Quando Victor Sjöstrom lascia la Svezia nel 1923 per avviare una carriera negli Stati Uniti, avvengono due cose: modifica lievemente suo cognome anglicizzandolo in “Seastrom” e abbandona quasi del tutto il suo caratteristico registro sottile ed evocativo, probabilmente a causa delle pressioni da parte della Metro-Goldwyn-Meyer guidata da Louis B. Meyer, poco aperta a un cinema europeo e scarsamente commerciale. The Wind (1928) è l’eccezione, ed è il tentativo di ricomporre gli elementi propri di una regia che si fonda sull’incontro tra psicologia e natura, tra mente e sovrannaturale, tra uomo e paesaggio.

Il ritorno ad un cinema psicologico dove i conflitti interpersonali sono immediatamente riflessi nella presenza incombente degli elementi della natura, come in I figli di Ingmar (1919) dove il paradiso viene rappresentato sotto forma di un’immensa distesa rurale, è quindi un’ultima e definitiva traccia del complicato ed eterno rapporto tra uomo e natura, anche qui siglato da soluzioni tecniche proprie dello stile di Sjöstrom, quali sovrimpressioni, dissolvenze incrociate, e doppie esposizioni.

La forza del vento che scava le coscienze, resa spettacolare da una regia spiazzante e di puro dinamismo, si contrappone alla docile presenza di Lillian Gish, qui nei panni di Letty, una fragile ragazza della Virginia che sposa un uomo che non ama e che cade vittima di un vecchio spasimante con intenzioni violente. Perseguitata dal vero protagonista della vicenda, un vento che non si ferma mai, Letty abbraccia il culmine della follia, compiendo un gesto finale ed estremo. L’ultima inquadratura (Letty e Lige abbracciati e mossi da raffiche più tranquille) suggella un accordo/rapporto di pace e tregua tra uomo ed elemento: una chiusura degna e giusta, sicuramente non definitiva, ma simbolica per quello che è il cinema di Sjöstrom. 

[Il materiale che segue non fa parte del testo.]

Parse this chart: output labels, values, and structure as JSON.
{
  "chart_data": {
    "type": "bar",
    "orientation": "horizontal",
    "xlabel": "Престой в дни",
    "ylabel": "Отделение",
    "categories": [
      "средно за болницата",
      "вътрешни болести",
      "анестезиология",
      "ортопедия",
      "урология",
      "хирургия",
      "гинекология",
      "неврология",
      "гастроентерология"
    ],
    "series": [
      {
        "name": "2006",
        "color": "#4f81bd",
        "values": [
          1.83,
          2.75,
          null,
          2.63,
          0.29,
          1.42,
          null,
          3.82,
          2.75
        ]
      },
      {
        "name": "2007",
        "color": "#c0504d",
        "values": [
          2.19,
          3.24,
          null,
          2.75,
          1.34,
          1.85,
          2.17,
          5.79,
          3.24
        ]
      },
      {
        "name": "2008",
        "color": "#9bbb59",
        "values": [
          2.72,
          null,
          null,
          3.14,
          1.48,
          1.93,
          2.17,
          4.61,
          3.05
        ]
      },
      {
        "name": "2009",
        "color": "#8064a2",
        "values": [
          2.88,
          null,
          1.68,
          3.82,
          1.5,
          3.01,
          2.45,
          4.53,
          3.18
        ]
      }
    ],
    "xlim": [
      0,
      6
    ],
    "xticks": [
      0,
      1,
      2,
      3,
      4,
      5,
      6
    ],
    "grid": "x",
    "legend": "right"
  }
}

Ultimo film muto americano prodotto dalla MGM prima del ritorno in terra svedese, The Wind risulta essere all’epoca un film tutt’altro che facile da girare. Si può solo lontanamente immaginare come le forti e roventi raffiche di vento (artificiale, in quanto create dai motori di aeroplani portati sul set), nonché le temperature estreme del deserto del Mojave abbiano influito sulla resistenza fisica (nonché psicologica) degli attori durante la scena della traversata a cavallo nella desolazione più totale.

Superati questi ostacoli durante la fase di lavorazione, completata nell’estate del 1927, The Wind trova in seguito un avversario meno temibile eppure più insidioso: The Jazz Singer (1927) che sconvolge per sempre le sorti del cinema muto. Distribuito un anno dopo, proprio per aggirare eventuali spiacevoli risultati dovuti al successo della bomba sganciata dalla Warner Bros., The Wind è comunque un fallimento, venendo liquidato semplicemente come “western americano” e immediatamente dimenticato in seguito agli incassi deludenti.

Nonostante ciò, The Wind viene ricordato con orgoglio da Lillian Gish, qui nella sua prova attoriale più impegnativa, nonché l’ultima muta. Prova estrema che non può non evocare, sebbene all’opposto,  quella di Way Down East (Agonia sui ghiacci, D.W. Griffith, 1920) dove la stessa Gish si vede costretta a reggersi su lastre di ghiaccio a mani nude senza l’ausilio di controfigure. Un’ulteriore e riuscita sfida contro altri elementi della natura, non nel racconto ma nella realtà.